The emptying-out of Yukon’s schools signals the official start of that much-anticipated annual ritual: the Summer Holiday.

We all know the narrative arc of that story. For the first little while, the kids are bursting to be outside every moment of the day, burning off the pent-up energy held hostage inside the classroom for months.

Adventures will be had; risks will be taken; knees, elbows and hearts will be bruised; new friendships will be made, then broken by disputes over who’s the bravest and who’s a cowardy-custard; lifelong memories and never-to-be-divulged secrets will be shared.

Inevitably, a few weeks in, the compulsion to rush outside immediately after breakfast will give way to a more leisurely exit, and increasing phone calls saying, “I dunno. What do you want to do?”

As July grinds on, especially on gloomier days, more time will be spent indoors, engrossed in comic books and video games, or just lolling around, grousing about not having a single thing to do.

Like clockwork, around the second week of August, the focus will begin to shift toward the coming school year, what the new teacher will be like, and I hope I don’t have to sit beside that drip, Derek, again this year.

Rare is the family that manages to handle the summer holidays with ease, orchestrating the time with a magic blend of summer camp, day camps, and occasional outings to the beach, a festival, or just a shady picnic spot.

For them, summer might include time at a cottage, with enough down time at home to make “special” outings seem special, or even an extended road trip to interesting new locales.

That last one was one of my family’s specialties. With five kids and two adults crammed into a too-small car in a time long before air conditioning, we roamed through most of Canada and countless U.S. states.

Those trips honed my love of travel and discovery as surely as Scout camp prepared me to be the wilderness warrior I like to consider myself.

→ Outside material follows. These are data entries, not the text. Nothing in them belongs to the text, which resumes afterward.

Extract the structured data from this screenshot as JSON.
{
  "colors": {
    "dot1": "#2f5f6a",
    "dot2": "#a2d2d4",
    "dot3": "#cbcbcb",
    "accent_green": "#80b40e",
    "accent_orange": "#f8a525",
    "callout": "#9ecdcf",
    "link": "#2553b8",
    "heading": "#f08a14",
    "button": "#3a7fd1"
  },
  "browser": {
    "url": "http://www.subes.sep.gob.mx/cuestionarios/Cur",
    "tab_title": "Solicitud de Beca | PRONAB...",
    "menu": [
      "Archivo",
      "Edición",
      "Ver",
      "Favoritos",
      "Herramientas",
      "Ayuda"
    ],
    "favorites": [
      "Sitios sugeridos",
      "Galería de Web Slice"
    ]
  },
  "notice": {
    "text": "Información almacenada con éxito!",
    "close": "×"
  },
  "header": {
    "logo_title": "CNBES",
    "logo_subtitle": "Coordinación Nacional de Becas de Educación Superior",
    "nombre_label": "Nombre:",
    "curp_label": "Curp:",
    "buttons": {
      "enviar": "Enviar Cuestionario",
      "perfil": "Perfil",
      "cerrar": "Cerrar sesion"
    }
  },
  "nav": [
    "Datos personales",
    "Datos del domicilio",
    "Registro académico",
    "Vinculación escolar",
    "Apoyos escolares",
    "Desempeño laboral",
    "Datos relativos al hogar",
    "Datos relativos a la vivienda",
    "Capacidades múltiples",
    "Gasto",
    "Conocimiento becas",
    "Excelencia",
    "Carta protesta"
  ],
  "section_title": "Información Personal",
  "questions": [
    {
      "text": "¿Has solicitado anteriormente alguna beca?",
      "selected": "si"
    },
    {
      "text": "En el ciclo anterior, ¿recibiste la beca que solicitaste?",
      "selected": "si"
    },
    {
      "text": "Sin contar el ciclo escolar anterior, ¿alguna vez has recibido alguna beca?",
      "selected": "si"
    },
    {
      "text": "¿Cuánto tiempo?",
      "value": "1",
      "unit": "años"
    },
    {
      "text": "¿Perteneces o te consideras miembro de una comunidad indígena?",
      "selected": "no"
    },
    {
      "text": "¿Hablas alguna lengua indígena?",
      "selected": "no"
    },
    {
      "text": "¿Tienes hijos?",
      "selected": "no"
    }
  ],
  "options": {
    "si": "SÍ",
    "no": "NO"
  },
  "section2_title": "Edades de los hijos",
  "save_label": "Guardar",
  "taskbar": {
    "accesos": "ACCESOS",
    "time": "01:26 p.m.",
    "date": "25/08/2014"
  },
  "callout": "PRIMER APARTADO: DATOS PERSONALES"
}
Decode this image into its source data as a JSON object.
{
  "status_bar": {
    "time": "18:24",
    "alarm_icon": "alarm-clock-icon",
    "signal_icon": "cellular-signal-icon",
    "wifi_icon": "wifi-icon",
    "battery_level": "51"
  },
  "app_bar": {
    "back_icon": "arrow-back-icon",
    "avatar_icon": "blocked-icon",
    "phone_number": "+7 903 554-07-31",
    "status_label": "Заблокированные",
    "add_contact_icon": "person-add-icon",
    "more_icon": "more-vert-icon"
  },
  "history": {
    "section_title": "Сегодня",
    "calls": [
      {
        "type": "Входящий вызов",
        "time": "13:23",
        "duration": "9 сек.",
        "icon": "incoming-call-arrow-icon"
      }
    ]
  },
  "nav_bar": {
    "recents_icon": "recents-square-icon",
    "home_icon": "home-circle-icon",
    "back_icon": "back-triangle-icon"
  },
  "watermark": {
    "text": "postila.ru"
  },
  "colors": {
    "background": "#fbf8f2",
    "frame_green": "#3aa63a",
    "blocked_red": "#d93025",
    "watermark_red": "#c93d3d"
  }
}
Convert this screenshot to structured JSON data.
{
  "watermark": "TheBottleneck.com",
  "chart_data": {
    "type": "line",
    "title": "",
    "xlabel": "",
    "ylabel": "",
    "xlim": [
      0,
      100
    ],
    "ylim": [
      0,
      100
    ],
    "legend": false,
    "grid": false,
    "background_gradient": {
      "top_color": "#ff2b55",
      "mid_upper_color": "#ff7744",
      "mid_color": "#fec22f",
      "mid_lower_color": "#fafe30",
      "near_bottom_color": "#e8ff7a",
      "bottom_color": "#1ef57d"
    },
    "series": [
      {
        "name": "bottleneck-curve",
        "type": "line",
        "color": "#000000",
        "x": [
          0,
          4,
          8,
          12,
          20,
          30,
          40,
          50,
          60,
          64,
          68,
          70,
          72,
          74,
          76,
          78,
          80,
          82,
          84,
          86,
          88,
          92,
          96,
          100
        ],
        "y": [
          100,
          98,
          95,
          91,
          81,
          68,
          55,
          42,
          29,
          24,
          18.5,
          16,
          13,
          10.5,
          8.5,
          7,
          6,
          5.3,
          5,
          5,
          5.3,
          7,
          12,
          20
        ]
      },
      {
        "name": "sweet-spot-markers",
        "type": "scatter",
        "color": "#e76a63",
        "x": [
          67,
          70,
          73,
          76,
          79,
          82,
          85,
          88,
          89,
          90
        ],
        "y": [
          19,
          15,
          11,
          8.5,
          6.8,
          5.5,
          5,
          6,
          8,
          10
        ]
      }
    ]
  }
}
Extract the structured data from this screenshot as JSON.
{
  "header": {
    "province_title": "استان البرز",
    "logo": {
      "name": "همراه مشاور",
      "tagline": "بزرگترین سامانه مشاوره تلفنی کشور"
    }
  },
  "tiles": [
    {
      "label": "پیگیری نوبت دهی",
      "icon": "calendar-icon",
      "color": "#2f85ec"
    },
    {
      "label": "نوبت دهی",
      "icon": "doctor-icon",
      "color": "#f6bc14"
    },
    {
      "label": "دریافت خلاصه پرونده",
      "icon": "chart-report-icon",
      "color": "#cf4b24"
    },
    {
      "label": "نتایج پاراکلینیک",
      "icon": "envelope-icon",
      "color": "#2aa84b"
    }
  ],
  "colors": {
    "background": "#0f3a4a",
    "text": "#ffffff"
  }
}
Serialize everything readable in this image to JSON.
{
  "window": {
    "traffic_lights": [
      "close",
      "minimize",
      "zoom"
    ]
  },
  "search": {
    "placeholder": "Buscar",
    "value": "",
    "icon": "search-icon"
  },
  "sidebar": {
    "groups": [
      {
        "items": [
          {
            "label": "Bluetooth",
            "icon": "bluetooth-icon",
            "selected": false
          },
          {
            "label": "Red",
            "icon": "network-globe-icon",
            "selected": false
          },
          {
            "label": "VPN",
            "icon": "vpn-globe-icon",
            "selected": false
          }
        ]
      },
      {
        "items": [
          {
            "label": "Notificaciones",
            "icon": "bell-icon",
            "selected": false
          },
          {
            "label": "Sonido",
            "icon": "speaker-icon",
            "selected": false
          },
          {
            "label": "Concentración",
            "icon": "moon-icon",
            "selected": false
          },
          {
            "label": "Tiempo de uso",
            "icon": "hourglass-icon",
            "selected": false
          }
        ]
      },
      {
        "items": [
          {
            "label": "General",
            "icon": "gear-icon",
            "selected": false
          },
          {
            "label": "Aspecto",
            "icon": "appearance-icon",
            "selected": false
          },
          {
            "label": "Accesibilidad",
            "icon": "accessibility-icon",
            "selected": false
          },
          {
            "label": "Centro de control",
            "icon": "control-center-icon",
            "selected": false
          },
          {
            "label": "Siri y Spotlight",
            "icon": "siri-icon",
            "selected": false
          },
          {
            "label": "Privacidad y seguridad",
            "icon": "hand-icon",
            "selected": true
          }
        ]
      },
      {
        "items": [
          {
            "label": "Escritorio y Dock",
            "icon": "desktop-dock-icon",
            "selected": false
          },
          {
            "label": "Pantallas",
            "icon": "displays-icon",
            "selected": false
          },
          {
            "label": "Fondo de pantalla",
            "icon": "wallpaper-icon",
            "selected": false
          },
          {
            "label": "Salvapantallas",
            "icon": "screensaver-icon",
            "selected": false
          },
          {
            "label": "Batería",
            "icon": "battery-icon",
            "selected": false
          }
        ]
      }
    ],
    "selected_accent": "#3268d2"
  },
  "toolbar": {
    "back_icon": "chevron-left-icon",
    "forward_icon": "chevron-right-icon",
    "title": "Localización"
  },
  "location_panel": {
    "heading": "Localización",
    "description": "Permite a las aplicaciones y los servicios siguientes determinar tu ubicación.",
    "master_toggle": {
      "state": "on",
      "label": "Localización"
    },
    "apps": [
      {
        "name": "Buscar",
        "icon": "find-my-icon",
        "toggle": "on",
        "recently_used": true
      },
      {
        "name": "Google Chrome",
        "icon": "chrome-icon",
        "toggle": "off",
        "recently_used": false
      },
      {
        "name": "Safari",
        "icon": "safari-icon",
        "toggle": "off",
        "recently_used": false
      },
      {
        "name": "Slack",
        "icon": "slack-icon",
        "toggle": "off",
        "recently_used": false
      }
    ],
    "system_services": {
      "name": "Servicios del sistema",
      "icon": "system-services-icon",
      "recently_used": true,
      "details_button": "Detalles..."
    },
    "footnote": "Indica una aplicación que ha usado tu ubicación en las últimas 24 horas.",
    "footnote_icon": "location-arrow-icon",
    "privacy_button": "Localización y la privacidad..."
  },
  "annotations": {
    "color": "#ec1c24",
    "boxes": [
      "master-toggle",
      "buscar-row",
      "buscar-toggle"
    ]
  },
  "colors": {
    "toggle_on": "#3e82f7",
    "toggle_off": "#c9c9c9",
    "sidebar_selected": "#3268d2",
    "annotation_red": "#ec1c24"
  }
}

Sure, I remember long days of boredom and claustrophobia, bitter arguments over personal space, late-night arrivals at one-star motels, and a sense that the car contained barely enough oxygen for four, let alone seven.

But I remember those clever Burma Shave signs, that first frosty taste of A&W root beer, and the miracle of soft ice cream. And I remember the majesty of Niagara Falls as vividly as the boiled-dry radiator on the white-knuckle switchbacks of the Kicking Horse Pass.

Most of all, I remember the togetherness, the silly songs and riddles, the games of “spot the Edsel” and (later) “punch-buggy.”

Whatever your summer holds in store, may you live it large.